André Bazin, célèbre théoricien des années quarante, amena le concept du plan, du cadrage, du regard, du hors-champ, etc. Or, depuis tout ce temps, le cinéma a changé, évolué et remis en question ces procédés si bien défendu par le théoricien. Dans le film de Stone, tous ces procédés sont déformés pour offrir au spectateur des sensations fortes, une nouvelle façon de voir le médium. Des sensations qui nous projettent directement dans leur monde, leur environnement, leur cerveau. On s’attache à eux, et on est censé les aimer, même si moralement leurs gestes sont monstrueux, voire impossible à concevoir. Divers procédés sont ainsi fais pour entrer directement dans leur monde. En premier lieu, Stone invente un rythme à l’image et au montage en alternant les images de couleurs à noir et blanc. Dans le livre Oliver Stone de Michel Cieutat et Viviane Thill, Stone lui-même dit de ce procédé :

« J’étais motivé non pas logiquement mais par le choix de me situer à l’intérieur des cerveaux des deux tueurs. Je voulais créer une certaine imprévisibilité, donner une qualité quasi-hallucinatoire à leur comportement. C’est ce qui arrive quand vous allez dans un sens puis dans l’autre, de la couleur au noir et blanc et vice-versa si rapidement(…) En passant vite du noir et
blanc à la couleur, vous pouvez obtenir plus de choses de l’un comme de l’autre. »
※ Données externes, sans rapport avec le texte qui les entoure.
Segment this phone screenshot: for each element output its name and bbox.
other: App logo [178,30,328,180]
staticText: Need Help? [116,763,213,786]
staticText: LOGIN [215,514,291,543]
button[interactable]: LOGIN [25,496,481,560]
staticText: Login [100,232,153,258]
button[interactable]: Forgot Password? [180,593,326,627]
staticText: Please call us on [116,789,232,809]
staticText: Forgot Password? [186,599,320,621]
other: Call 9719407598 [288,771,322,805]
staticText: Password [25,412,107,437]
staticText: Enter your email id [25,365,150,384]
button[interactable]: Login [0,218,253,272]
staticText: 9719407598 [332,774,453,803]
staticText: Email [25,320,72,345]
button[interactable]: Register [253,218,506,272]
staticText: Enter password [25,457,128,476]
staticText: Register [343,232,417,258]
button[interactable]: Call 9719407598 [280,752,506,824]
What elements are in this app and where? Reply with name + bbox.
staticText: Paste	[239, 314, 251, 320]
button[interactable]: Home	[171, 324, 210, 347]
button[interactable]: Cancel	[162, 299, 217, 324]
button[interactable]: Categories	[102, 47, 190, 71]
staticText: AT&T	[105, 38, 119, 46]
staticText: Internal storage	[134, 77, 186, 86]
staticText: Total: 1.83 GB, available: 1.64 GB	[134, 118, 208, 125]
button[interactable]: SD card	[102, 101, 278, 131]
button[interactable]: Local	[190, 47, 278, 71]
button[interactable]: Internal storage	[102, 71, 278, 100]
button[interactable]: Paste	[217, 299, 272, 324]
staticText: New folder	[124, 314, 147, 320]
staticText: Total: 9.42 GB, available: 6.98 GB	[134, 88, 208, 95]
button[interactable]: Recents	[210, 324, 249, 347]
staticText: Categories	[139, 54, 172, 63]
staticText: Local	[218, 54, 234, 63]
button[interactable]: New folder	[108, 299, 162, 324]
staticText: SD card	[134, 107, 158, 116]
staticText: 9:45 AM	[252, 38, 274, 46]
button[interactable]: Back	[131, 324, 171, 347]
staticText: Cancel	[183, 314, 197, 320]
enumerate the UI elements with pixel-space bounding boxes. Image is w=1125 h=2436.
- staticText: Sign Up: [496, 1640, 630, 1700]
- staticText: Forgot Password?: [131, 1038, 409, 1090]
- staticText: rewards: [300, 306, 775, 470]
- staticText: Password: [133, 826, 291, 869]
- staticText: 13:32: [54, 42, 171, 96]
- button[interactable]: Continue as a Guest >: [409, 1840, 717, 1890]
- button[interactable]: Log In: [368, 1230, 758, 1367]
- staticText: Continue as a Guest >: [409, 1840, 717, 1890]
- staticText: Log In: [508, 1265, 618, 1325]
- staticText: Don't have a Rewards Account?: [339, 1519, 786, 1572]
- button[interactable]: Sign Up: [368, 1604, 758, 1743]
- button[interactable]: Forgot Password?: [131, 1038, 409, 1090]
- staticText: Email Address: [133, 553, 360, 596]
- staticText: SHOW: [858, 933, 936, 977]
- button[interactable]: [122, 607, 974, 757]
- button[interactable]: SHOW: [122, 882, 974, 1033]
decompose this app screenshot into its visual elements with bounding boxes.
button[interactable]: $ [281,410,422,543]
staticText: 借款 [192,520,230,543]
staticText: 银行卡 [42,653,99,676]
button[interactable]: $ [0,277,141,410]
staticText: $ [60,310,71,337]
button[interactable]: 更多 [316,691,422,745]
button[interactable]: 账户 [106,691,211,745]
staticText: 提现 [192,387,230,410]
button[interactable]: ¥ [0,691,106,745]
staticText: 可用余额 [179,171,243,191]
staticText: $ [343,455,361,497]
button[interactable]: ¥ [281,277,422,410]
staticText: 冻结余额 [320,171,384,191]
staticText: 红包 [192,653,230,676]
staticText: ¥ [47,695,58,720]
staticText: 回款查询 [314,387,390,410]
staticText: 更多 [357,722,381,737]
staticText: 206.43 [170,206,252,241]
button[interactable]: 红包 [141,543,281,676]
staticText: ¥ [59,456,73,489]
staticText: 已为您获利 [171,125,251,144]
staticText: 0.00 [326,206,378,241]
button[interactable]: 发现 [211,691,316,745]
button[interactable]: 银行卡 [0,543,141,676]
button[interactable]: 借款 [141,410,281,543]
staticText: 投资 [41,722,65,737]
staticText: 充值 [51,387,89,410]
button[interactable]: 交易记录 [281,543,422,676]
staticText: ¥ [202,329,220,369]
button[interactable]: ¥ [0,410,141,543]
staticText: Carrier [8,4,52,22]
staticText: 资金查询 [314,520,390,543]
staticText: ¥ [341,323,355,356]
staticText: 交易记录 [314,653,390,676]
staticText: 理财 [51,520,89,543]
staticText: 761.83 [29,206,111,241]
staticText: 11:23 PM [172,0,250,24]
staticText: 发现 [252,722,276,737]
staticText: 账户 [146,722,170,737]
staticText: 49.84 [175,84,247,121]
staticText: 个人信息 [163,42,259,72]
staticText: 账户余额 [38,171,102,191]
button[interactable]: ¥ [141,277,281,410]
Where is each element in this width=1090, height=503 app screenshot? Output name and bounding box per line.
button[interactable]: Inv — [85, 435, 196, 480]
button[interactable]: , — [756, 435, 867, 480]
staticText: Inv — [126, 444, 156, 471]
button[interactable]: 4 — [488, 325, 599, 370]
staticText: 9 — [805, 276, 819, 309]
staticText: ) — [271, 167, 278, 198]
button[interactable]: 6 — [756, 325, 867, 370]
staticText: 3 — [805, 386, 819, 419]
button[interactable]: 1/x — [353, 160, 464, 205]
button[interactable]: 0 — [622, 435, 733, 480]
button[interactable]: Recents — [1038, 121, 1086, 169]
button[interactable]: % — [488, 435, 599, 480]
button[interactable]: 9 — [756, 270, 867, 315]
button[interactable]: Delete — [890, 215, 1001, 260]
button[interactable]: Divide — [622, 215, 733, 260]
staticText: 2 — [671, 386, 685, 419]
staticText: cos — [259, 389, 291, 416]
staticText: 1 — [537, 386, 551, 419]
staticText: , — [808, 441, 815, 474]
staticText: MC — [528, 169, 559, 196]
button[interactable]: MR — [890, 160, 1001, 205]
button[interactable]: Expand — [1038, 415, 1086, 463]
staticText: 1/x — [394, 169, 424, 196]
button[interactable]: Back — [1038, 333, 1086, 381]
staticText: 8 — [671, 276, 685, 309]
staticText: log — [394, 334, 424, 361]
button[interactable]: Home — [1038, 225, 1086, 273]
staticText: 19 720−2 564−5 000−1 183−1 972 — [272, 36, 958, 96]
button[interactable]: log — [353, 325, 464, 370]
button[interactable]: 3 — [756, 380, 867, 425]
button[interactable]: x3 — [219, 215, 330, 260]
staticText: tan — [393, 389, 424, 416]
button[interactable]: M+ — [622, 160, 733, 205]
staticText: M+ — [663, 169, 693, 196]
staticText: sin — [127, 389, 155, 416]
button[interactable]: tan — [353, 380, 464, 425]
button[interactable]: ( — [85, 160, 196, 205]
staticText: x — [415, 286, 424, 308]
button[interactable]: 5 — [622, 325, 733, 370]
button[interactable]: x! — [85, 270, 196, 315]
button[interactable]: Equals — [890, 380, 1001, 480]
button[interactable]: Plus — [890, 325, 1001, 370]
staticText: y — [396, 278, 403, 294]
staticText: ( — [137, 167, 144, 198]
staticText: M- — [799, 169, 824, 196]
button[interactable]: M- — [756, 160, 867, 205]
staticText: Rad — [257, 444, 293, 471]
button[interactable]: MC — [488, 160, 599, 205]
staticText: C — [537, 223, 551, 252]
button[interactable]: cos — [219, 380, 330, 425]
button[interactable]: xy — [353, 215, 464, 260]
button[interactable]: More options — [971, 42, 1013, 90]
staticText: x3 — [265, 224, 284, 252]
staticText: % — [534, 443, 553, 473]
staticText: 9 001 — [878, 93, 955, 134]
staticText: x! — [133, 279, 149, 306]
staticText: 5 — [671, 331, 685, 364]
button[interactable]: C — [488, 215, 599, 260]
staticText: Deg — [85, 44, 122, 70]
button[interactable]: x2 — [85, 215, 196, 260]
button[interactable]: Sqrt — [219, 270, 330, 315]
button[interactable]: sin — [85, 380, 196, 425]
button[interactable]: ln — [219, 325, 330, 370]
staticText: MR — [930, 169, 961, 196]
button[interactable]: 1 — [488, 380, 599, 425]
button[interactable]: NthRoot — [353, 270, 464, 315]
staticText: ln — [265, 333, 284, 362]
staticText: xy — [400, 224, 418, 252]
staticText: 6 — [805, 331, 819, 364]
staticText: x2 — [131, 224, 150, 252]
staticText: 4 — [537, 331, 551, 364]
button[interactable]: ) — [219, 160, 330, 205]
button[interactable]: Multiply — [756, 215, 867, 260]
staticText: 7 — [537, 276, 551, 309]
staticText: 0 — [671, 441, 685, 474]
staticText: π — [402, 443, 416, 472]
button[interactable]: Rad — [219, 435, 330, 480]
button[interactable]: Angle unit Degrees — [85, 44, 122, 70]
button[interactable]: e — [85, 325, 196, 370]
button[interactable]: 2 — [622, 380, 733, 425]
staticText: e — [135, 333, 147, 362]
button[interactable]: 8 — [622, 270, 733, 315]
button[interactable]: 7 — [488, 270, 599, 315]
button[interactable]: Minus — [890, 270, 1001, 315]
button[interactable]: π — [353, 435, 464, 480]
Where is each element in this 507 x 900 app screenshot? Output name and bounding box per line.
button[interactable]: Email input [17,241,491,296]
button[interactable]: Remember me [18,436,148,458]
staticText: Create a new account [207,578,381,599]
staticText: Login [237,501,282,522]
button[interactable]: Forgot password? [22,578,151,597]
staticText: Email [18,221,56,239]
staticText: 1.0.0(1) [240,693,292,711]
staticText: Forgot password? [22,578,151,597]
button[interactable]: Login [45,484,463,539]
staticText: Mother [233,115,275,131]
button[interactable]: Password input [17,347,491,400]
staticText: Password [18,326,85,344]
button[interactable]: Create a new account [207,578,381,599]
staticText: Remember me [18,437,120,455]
Effectivement, le noir et blanc nous fait entrer dans la peau du ou des personnages, mais on est aussi entraîné au même rythme qu’eux dans leur quête meurtrière et sanglante. Par exemple, dans la scène de l’émeute lorsque Mickey s’évade à son tour, l’alternance entre les plans couleurs et noir et blanc prennent tout leur sens. Nous avons donc des gardes de prisons armés jusqu’aux dents, des gens de la télévision et finalement, Mickey. Une musique enfantine commence la séquence de la blague de Mickey, probablement pour endormir le personnel. Le prisonnier raconte sa blague. Tous les plans le voyant sont en noir et blanc, et les scène du personnel en couleur. Une alternance des reaction shot provoqué par le personnel sont ainsi en couleur. Lorsque l’on passe de la blague à la séquence de bataille, l’ordre n’a plus d’importance. La musique passe de la musique enfantine à du rock et l’alternance des plans changent (le personnel sont en noir et blanc, Mickey en couleur, etc). L'organisation des couleurs n’a maintenant plus la même signification, c’est le chaos total.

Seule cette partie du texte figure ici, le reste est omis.